Corresponding output training data is of shape (16000, 1) like below

[[14965] [14741] [35831] [12389] ...]

As LSTM is complaining, I reshaped training/test data

X_train = X_train.reshape(X_train.shape[0], X_train.shape[1], 1)
X_test = X_test.reshape(X_test.shape[0], X_test.shape[1], 1)

Here is final training/test data shape

Total Samples: 20000
X_train: (16000, 10, 1)
y_train: (16000, 1)
X_test: (4000, 10, 1)
y_test: (4000, 1)

Here is my model

# Model configuration
epochs = 2
batch_size = 32
hidden_neurons = 100
output_size = 1

# Create the model
model = Sequential()
model.add(LSTM(hidden_neurons, input_shape=(X_train.shape[1], X_train.shape[2])))
model.add(Dense(output_size))
model.compile(loss='mean_squared_error', optimizer='rmsprop', metrics=['accuracy'])
print(model.summary())
model.fit(X_train, y_train, epochs=epochs, batch_size=batch_size)

scores = model.evaluate(X_test, y_test, batch_size=batch_size, verbose=0)
print("Model Accuracy: %.2f%%" % (scores[1]*100))

Here is my output

_________________________________________________________________
Layer (type)                 Output Shape              Param #   
=================================================================
lstm_3 (LSTM)                (None, 100)               40800     
_________________________________________________________________
dense_3 (Dense)              (None, 1)                 101       
=================================================================
Total params: 40,901
Trainable params: 40,901
Non-trainable params: 0
_________________________________________________________________
None
Epoch 1/2
16000/16000 [==============================] - 11s - loss: 533418575.3600 - acc: 0.0000e+00    
Epoch 2/2
16000/16000 [==============================] - 10s - loss: 532474289.7280 - acc: 6.2500e-05    
Model Accuracy: 0.00%
2
did you try it with more than 2 epochs? - Wilmar van Ommeren
Yes, I tried even 10 epochs, but loss is not decreasing much, accuracy stays 0 - Mosu
This looks like a regression problem, in that case accuracy makes no sense. - Dr. Snoopy
So how to train and evaluate regression problem without accuracy. What should I look at - Mosu
Hello @MatiasValdenegro, Thank you for pointing out improper metrics for regression. I read more on regression metrics here link . Now I am using mse, mae, and the results look more realistic. Thanks. - Mosu

2 Answers

2
votes

try this code:

epochs = 30
batch_size = 64
hidden_neurons = 32
output_size = 1

# Create the model
model = Sequential()
model.add(LSTM(hidden_neurons, input_shape=(X_train.shape[1], X_train.shape[2])))
model.add(Dense(output_size, activation = 'elu'))

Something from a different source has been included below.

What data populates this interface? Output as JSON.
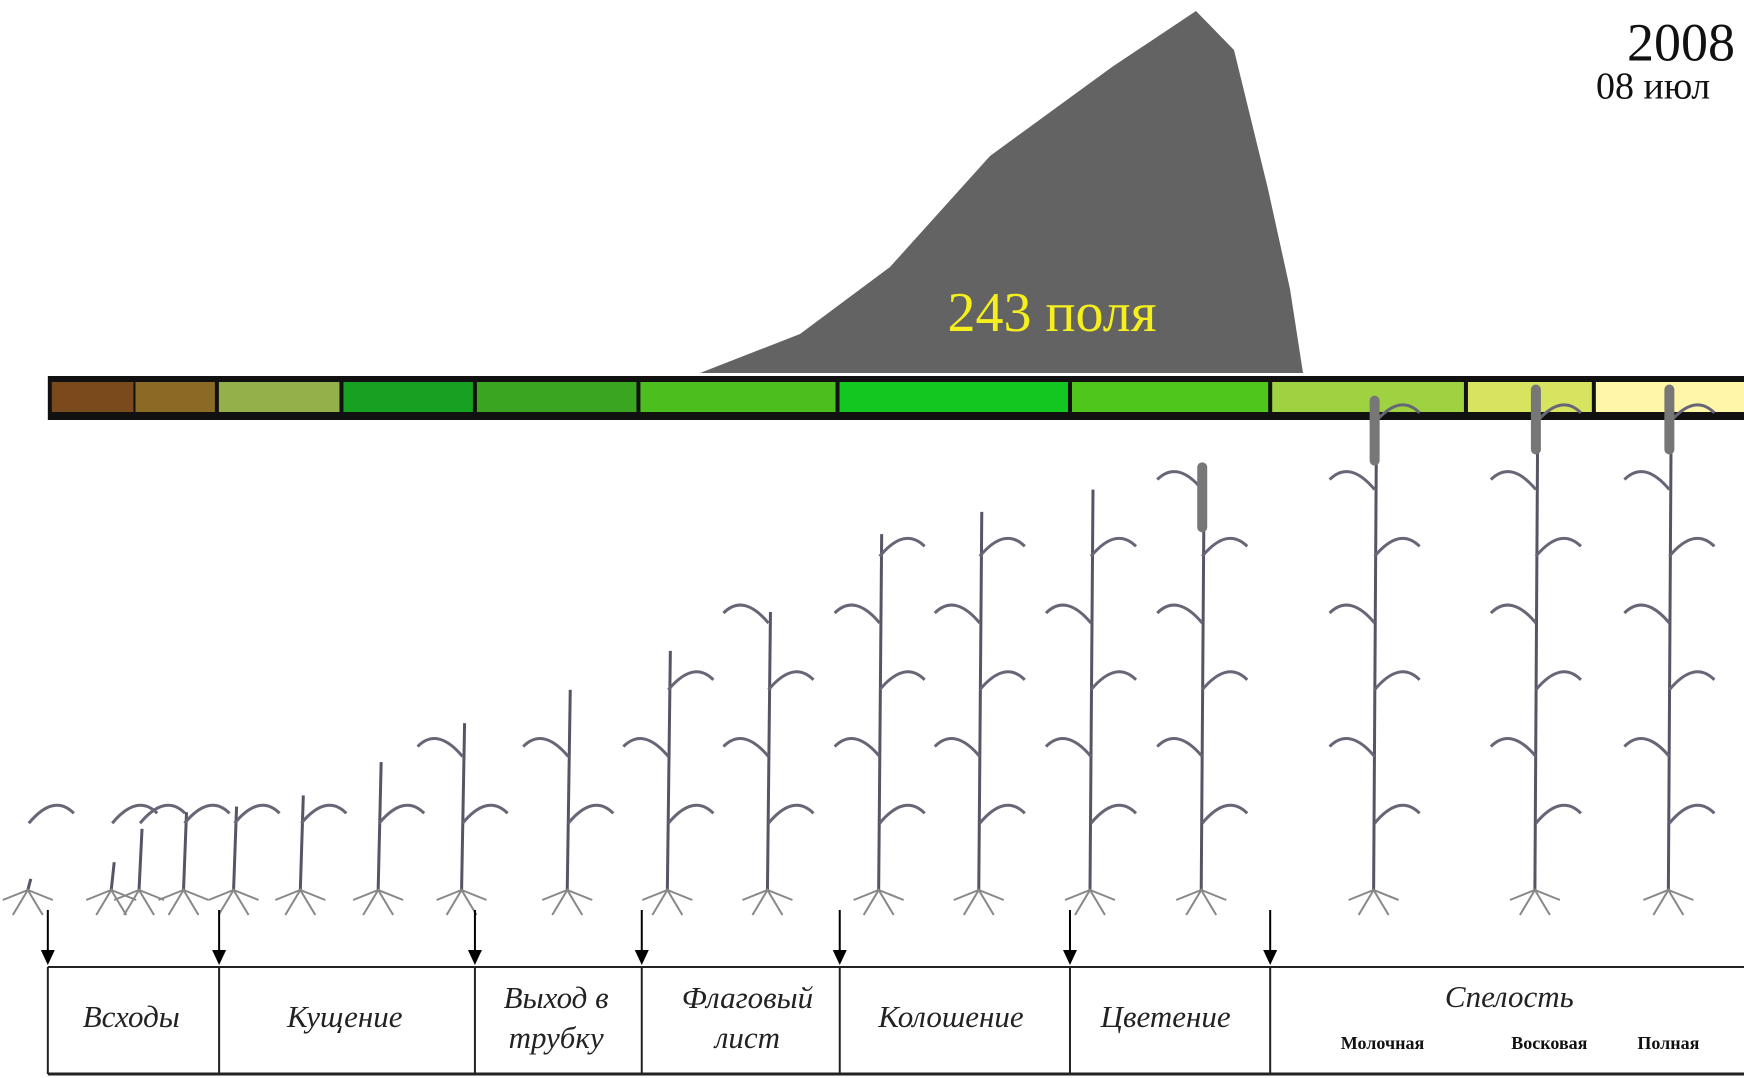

model.compile(loss='mean_squared_error', optimizer='adam', metrics=['accuracy'])
print(model.summary())
model.fit(X_train, y_train, epochs=epochs, batch_size=batch_size)

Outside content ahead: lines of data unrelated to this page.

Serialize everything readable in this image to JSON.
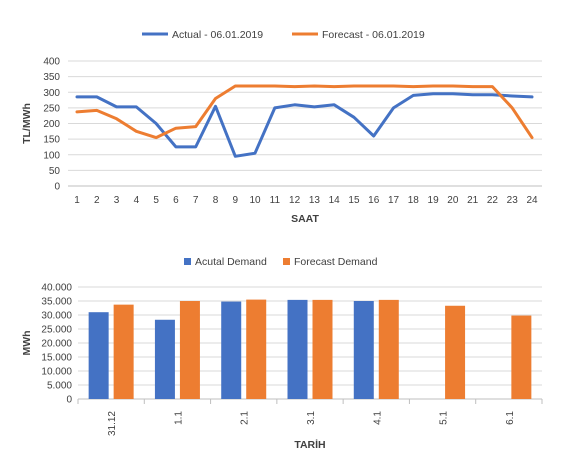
{
  "colors": {
    "actual": "#4472c4",
    "forecast": "#ed7d31",
    "grid": "#d9d9d9",
    "text": "#404040"
  },
  "chart_data": [
    {
      "type": "line",
      "title": "",
      "xlabel": "SAAT",
      "ylabel": "TL/MWh",
      "x": [
        "1",
        "2",
        "3",
        "4",
        "5",
        "6",
        "7",
        "8",
        "9",
        "10",
        "11",
        "12",
        "13",
        "14",
        "15",
        "16",
        "17",
        "18",
        "19",
        "20",
        "21",
        "22",
        "23",
        "24"
      ],
      "ylim": [
        0,
        400
      ],
      "yticks": [
        "0",
        "50",
        "100",
        "150",
        "200",
        "250",
        "300",
        "350",
        "400"
      ],
      "grid": true,
      "legend_position": "top",
      "series": [
        {
          "name": "Actual - 06.01.2019",
          "values": [
            285,
            285,
            253,
            253,
            200,
            125,
            125,
            255,
            95,
            105,
            250,
            260,
            253,
            260,
            220,
            160,
            250,
            290,
            295,
            295,
            292,
            292,
            288,
            285
          ]
        },
        {
          "name": "Forecast - 06.01.2019",
          "values": [
            237,
            242,
            215,
            175,
            155,
            185,
            190,
            280,
            320,
            320,
            320,
            318,
            320,
            318,
            320,
            320,
            320,
            318,
            320,
            320,
            318,
            318,
            250,
            155
          ]
        }
      ]
    },
    {
      "type": "bar",
      "title": "",
      "xlabel": "TARİH",
      "ylabel": "MWh",
      "categories": [
        "31.12",
        "1.1",
        "2.1",
        "3.1",
        "4.1",
        "5.1",
        "6.1"
      ],
      "ylim": [
        0,
        40000
      ],
      "yticks": [
        "0",
        "5.000",
        "10.000",
        "15.000",
        "20.000",
        "25.000",
        "30.000",
        "35.000",
        "40.000"
      ],
      "grid": true,
      "legend_position": "top",
      "series": [
        {
          "name": "Acutal Demand",
          "values": [
            31000,
            28300,
            34800,
            35400,
            35000,
            null,
            null
          ]
        },
        {
          "name": "Forecast Demand",
          "values": [
            33700,
            35000,
            35500,
            35400,
            35400,
            33300,
            29800
          ]
        }
      ]
    }
  ]
}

scores = model.evaluate(X_test, y_test, batch_size=batch_size, verbose=0)
print("Model Accuracy: %.2f%%" % (scores[1]*100))

in general, it is really hard to help you, because we need a kind of reproducible example which we can test. However, here are my advises:

play with hyper parameters of your NN, such as: activation functions, opt function, number of layers, learning rate and so on.

UPDATE:

It is highly advisable to normalize your data first.

1
votes

Accuracy is not the right measure for your model's performance. What you are trying to do here is more of a regression task than a classification task. The same can be seen from your loss function, you are using 'mean_squared_error' rather than something like 'categorical_crossentropy'.

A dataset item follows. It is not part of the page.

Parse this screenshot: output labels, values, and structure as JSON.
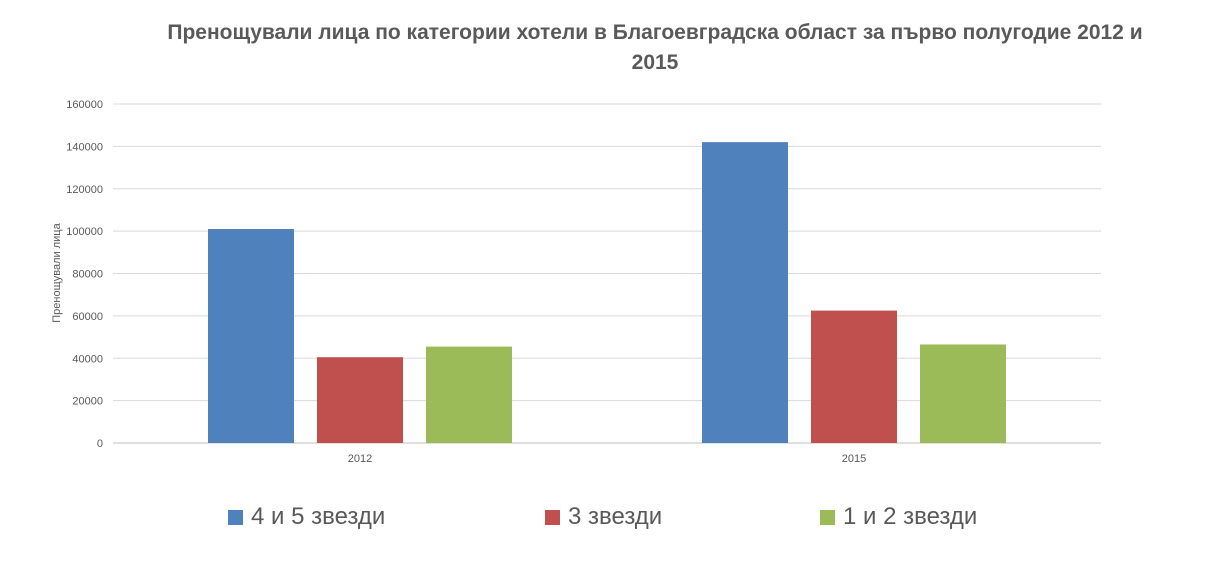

Additionally, 50 epochs is too less of a training time. If you take a look at the logs (in your original question), you see the loss reducing with every epoch. You will need to keep training with more epochs till you see that the loss has stabilised and is not reducing further.

Thirdly, you will definitely have to normalize your data before passing it to the fit function. The values are very large and the algorithm might not converge without normalization.

If you still need this problem solved, and need more help, let me know in the comments, so that I can help with the code.